ーー 使い回しかよ…散歩って、こんな時間にどこほっつき歩いてるんだか…
冷蔵庫からビールの五百ミリリットル缶を取り出して、プルタブを引き、椅子にも座らずそのまま口をつける。冷たくて苦い液体が心地よく喉を濡らす。ごくごくと続けて数口あおる。
アルコールにあまり強くない麻生には珍しいことだった。家で飲む時でも必ずグラスに注ぐし、こんなペースで飲んだりしない。

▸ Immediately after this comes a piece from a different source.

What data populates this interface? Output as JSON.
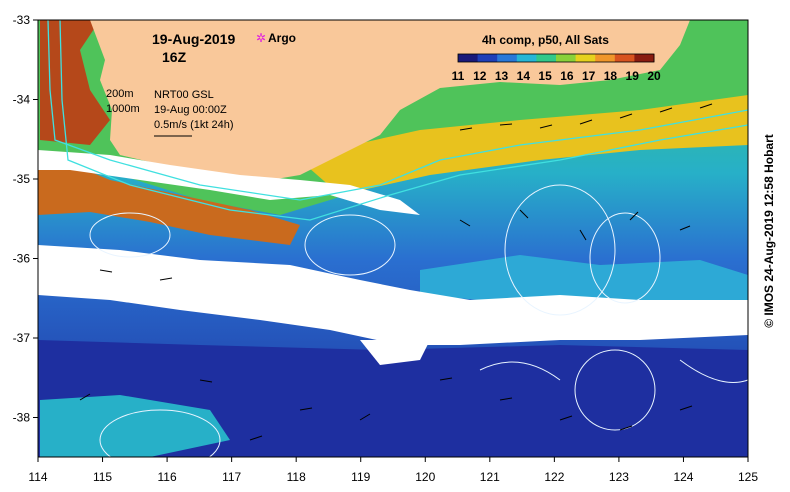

どこか気分が浮き立っていて、なんとなく豪快に飲みたい気分だった。
この仕事を受けて、初めて『楽しい』と麻生は思った。自分の演技を丁寧に手塚が辿っていくのが気持ちよかった。午前中の段階で、『透』をどう演じるか考え始めると体にワクワクした気持ちが漲っていくようだった。昼ごはんまで実際以上に美味しく感じるほどに。

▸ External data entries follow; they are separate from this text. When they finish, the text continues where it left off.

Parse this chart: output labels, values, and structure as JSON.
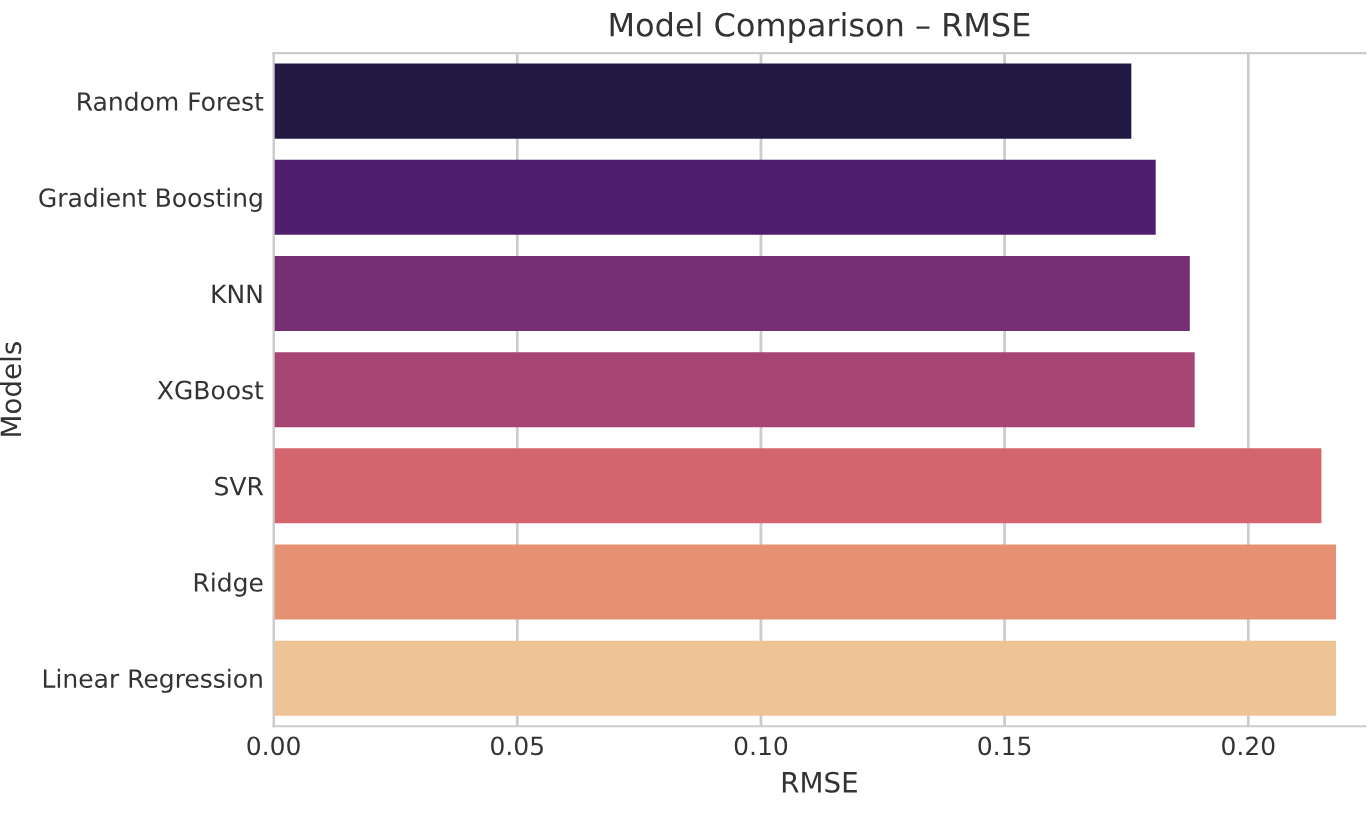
{
  "chart_data": {
    "type": "bar",
    "orientation": "horizontal",
    "title": "Model Comparison – RMSE",
    "xlabel": "RMSE",
    "ylabel": "Models",
    "categories": [
      "Random Forest",
      "Gradient Boosting",
      "KNN",
      "XGBoost",
      "SVR",
      "Ridge",
      "Linear Regression"
    ],
    "values": [
      0.176,
      0.181,
      0.188,
      0.189,
      0.215,
      0.218,
      0.218
    ],
    "colors": [
      "#221942",
      "#4f1f6e",
      "#772f74",
      "#a64574",
      "#d4646e",
      "#e69173",
      "#eec396"
    ],
    "xlim": [
      0,
      0.224
    ],
    "xticks": [
      {
        "value": 0,
        "label": "0.00"
      },
      {
        "value": 0.05,
        "label": "0.05"
      },
      {
        "value": 0.1,
        "label": "0.10"
      },
      {
        "value": 0.15,
        "label": "0.15"
      },
      {
        "value": 0.2,
        "label": "0.20"
      }
    ],
    "grid": "x",
    "legend": false
  }
}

ちょっとそこまでと家を出た手塚が、また服のまま泳いでいたことには呆れたけれど。
気分転換に、やはり自分も買い物に一緒に行こうと追いかけてみれば、海に浮かんでいる手塚を見つけて、ほんっとこいつはとんでもないことばかりするなと、憤るやら苦笑するやら。けれど、沈んだまま浮いてこなかった時には本気で心配した。服が濡れるのも構わず引き上げてみれば、手塚はいつもの涼しげな顔で見返してきて、今度は本気で腹が立った。
今日、やはり演技することが好きだと思えた。何もないところに『何か』を作って、人に伝えていくことが好きだ。
脚本を方言に書き換える時は手探り状態だったし、台詞を録音する時は複数パターンのアレンジを考え、自分の色を消すよう心がけた。けれど今日は、手塚が麻生が思う通りにやって欲しいと言うから、いつもよりするすると台詞が出てきた。
しかも、全くやる気がないと思っていた手塚が真剣に麻生の表現した『透』を受け止め、自分の中に馴染ませようとしていることにも好感を持った。演技というにはまだまだだけれど、音感があるのは方言の習得にプラスに働いているし、プロとしてボイストレーニングを受けているから声の通りもいい。
何より手塚との作業が楽しかったから、こんなにも気分がいいのだと、認めざるを得ない。
ーー に、しても、だ!夜にもなってまた出かけるとか。あいつらしいと言えばらしいけど…。
ぼんやり考え事をしながら、いつになくあっという間に二本も缶を空けてしまった。いつまでも手塚は帰ってこないので、麻生は歯を磨いて部屋に戻った。